Consegue che la disposizione dell’art. 5, ottavo comma, della legge n. 898 del 1970 nel testo di cui alla legge n. 74 del 1987 – a norma del quale, su accordo delle parti, la corresponsione dell’assegno divorzile può avvenire in un’unica soluzione, ove ritenuta equa dal tribunale, senza che si possa, in tal caso, proporre alcuna successiva domanda a contenuto economico – non è applicabile al di fuori del giudizio di divorzio e gli accordi di separazione, dovendo essere interpretati “secundum ius”, non possono implicare rinuncia all’assegno di divorzio.
La motivazione di tale orientamento risiede nell’influenza esercitata dal collegamento del concetto di “status” all’ordine pubblicistico e quindi alla sua indisponibilità. Questo concetto ha sempre costituito il fondamento della convinzione che un accordo economico prima del divorzio potesse indurre un coniuge ad accettare vantaggi patrimoniali, con ciò costituendo la sua accettazione il corrispettivo per un consenso preventivo, da cui deriverebbe l’illiceità della causa.

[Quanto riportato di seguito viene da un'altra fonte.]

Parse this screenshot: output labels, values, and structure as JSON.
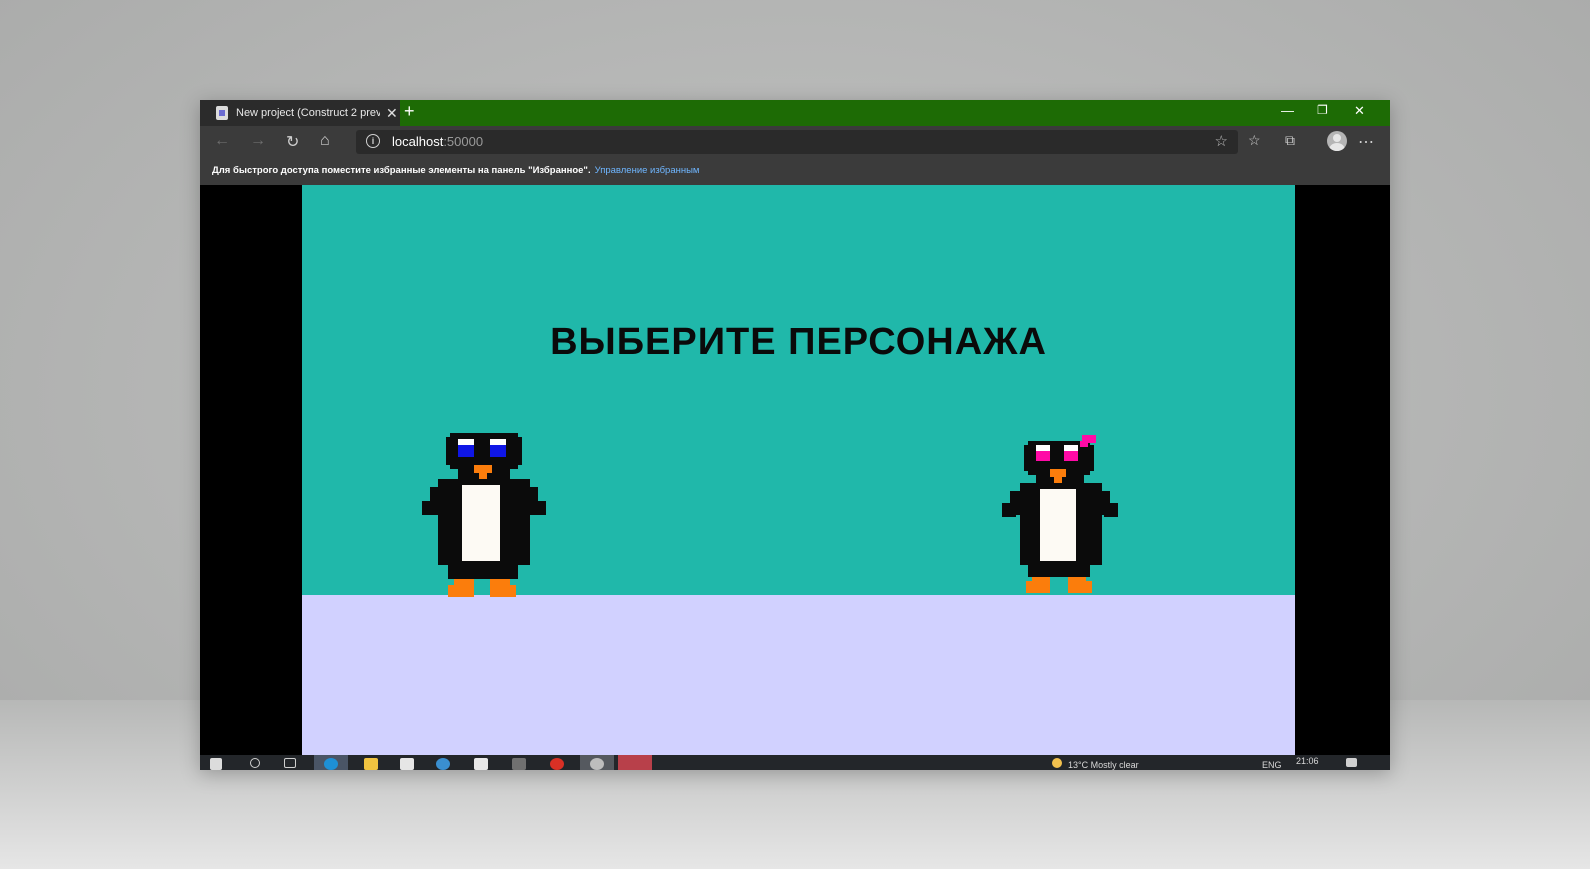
{
  "browser": {
    "tab_title": "New project (Construct 2 preview)",
    "url_host": "localhost",
    "url_port": ":50000",
    "favorites_bar_text": "Для быстрого доступа поместите избранные элементы на панель \"Избранное\".",
    "favorites_bar_link": "Управление избранным"
  },
  "game": {
    "title": "ВЫБЕРИТЕ ПЕРСОНАЖА",
    "characters": [
      {
        "name": "penguin-boy",
        "eye_color": "#0f16e6"
      },
      {
        "name": "penguin-girl",
        "eye_color": "#ff0aa6",
        "bow_color": "#ff0aa6"
      }
    ],
    "colors": {
      "sky": "#20b8aa",
      "ground": "#d1d1ff",
      "beak_feet": "#fb7d0c",
      "belly": "#fdfaf4"
    }
  },
  "taskbar": {
    "weather": "13°C  Mostly clear",
    "lang": "ENG",
    "time": "21:06"
  }
}
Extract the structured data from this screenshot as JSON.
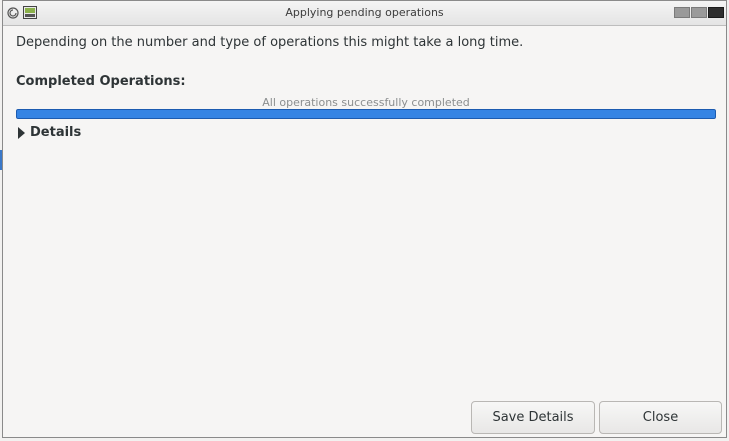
{
  "window": {
    "title": "Applying pending operations",
    "icons": [
      "window-menu-icon",
      "app-icon"
    ],
    "controls": [
      "minimize-button",
      "maximize-button",
      "close-window-button"
    ]
  },
  "dialog": {
    "description": "Depending on the number and type of operations this might take a long time.",
    "completed_heading": "Completed Operations:",
    "progress_text": "All operations successfully completed",
    "progress_fraction": 1.0,
    "details_label": "Details",
    "details_expanded": false
  },
  "buttons": {
    "save_details": "Save Details",
    "close": "Close"
  },
  "colors": {
    "progress": "#3584e4",
    "window_bg": "#f6f5f4"
  }
}
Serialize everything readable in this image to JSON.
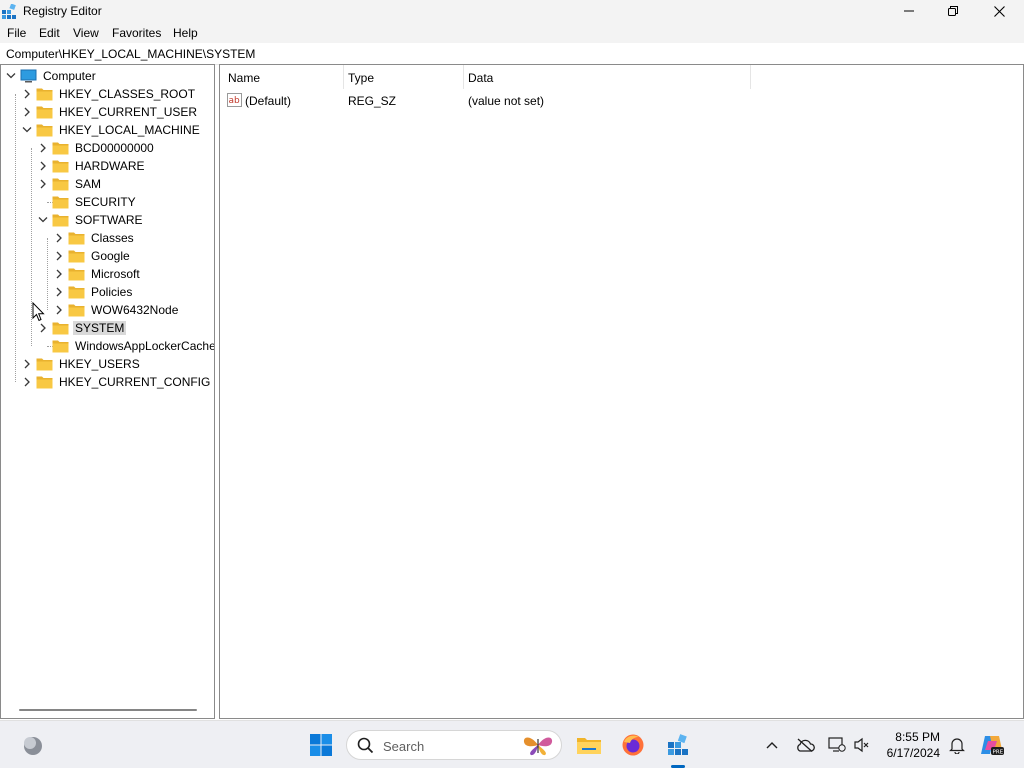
{
  "window": {
    "title": "Registry Editor",
    "icon": "registry-editor-icon"
  },
  "menu": [
    "File",
    "Edit",
    "View",
    "Favorites",
    "Help"
  ],
  "address": "Computer\\HKEY_LOCAL_MACHINE\\SYSTEM",
  "tree": [
    {
      "label": "Computer",
      "level": 0,
      "expander": "expanded",
      "icon": "computer-icon"
    },
    {
      "label": "HKEY_CLASSES_ROOT",
      "level": 1,
      "expander": "collapsed",
      "icon": "folder-icon"
    },
    {
      "label": "HKEY_CURRENT_USER",
      "level": 1,
      "expander": "collapsed",
      "icon": "folder-icon"
    },
    {
      "label": "HKEY_LOCAL_MACHINE",
      "level": 1,
      "expander": "expanded",
      "icon": "folder-icon"
    },
    {
      "label": "BCD00000000",
      "level": 2,
      "expander": "collapsed",
      "icon": "folder-icon"
    },
    {
      "label": "HARDWARE",
      "level": 2,
      "expander": "collapsed",
      "icon": "folder-icon"
    },
    {
      "label": "SAM",
      "level": 2,
      "expander": "collapsed",
      "icon": "folder-icon"
    },
    {
      "label": "SECURITY",
      "level": 2,
      "expander": "none",
      "icon": "folder-icon"
    },
    {
      "label": "SOFTWARE",
      "level": 2,
      "expander": "expanded",
      "icon": "folder-icon"
    },
    {
      "label": "Classes",
      "level": 3,
      "expander": "collapsed",
      "icon": "folder-icon"
    },
    {
      "label": "Google",
      "level": 3,
      "expander": "collapsed",
      "icon": "folder-icon"
    },
    {
      "label": "Microsoft",
      "level": 3,
      "expander": "collapsed",
      "icon": "folder-icon"
    },
    {
      "label": "Policies",
      "level": 3,
      "expander": "collapsed",
      "icon": "folder-icon"
    },
    {
      "label": "WOW6432Node",
      "level": 3,
      "expander": "collapsed",
      "icon": "folder-icon"
    },
    {
      "label": "SYSTEM",
      "level": 2,
      "expander": "collapsed",
      "icon": "folder-icon",
      "selected": true
    },
    {
      "label": "WindowsAppLockerCache",
      "level": 2,
      "expander": "none",
      "icon": "folder-icon"
    },
    {
      "label": "HKEY_USERS",
      "level": 1,
      "expander": "collapsed",
      "icon": "folder-icon"
    },
    {
      "label": "HKEY_CURRENT_CONFIG",
      "level": 1,
      "expander": "collapsed",
      "icon": "folder-icon"
    }
  ],
  "list": {
    "columns": [
      "Name",
      "Type",
      "Data"
    ],
    "rows": [
      {
        "name": "(Default)",
        "type": "REG_SZ",
        "data": "(value not set)",
        "icon": "string-value-icon"
      }
    ]
  },
  "taskbar": {
    "search_placeholder": "Search",
    "time": "8:55 PM",
    "date": "6/17/2024"
  },
  "colors": {
    "selection": "#d9d9d9",
    "folder": "#f8c843",
    "accent": "#0067c0"
  }
}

Non si può nascondere come parte della Giurisprudenza di legittimità, avallata da attenta dottrina, si sia talvolta orientata al recupero dell’autonomia privata nell’ambito dei rapporti familiari, approdando ad un’apertura nei confronti dei cd. “patti prematrimoniali”. Considerando il tema dei rapporti tra coniugi nella sola fase fisiologica della loro unione, è necessario rilevare come il principio della autonomia privata emerga in numerosi settori connessi al diritto di famiglia; a titolo esemplificativo, si pensi ai trusts o agli accordi di separazione consensuale e alle convenzioni ex art. 162 codice civile.
Sull’onda di questa parte della giurisprudenza di legittimità meno oltranzista, supportata anche da pressanti istanze sociali, è stata presentata una proposta di legge (n. 2669/2015) in materia di accordi prematrimoniali destinata a modificare la connotazione strettamente pubblicistica degli istituti legati al matrimonio. La proposta di legge, proprio attraverso una valorizzazione dell’istituto giuridico della convenzione (art. 162 codice civile), mira al riconoscimento in capo ai coniugi di un’ampia autonomia negoziale, attraverso l’introduzione di un articolo 162-bis, che disciplini non solo i futuri rapporti patrimoniali e personali, ma anche quelli successori, facendo venir meno, per l’effetto, anche il divieto dei patti successori.
In questo quadro, de iure condendo, in attesa di assistere all’evoluzione normativa in argomento, ad un primo esame non si può negare come una maggiore autonomia nell’ambito dei rapporti familiari – s’intende limitatamente agli aspetti patrimoniali – permetterebbe ai coniugi di regolamentare i propri interessi nel modo più rispondente alle rispettive volontà, adeguando in maniera più duttile e meno dispendiosa la regolamentazione degli aspetti economici e patrimoniali allo svilupparsi del rapporto. Tuttavia, attesa la commistione di interessi anche non disponibili nella delicata materia interessanti anche aspetti superindividuali, certamente la maggiore autonomia deve essere controbilanciata da un rafforzamento di tutela in grado di garantire la libertà e l’autenticità della manifestazione di volontà dei coniugi, nonché un giusto bilanciamento delle rispettive posizioni, tenendo sempre presente la diversa natura (assistenziale) che riveste l’assegno divorzile rispetto a quello di mantenimento della fase della separazione.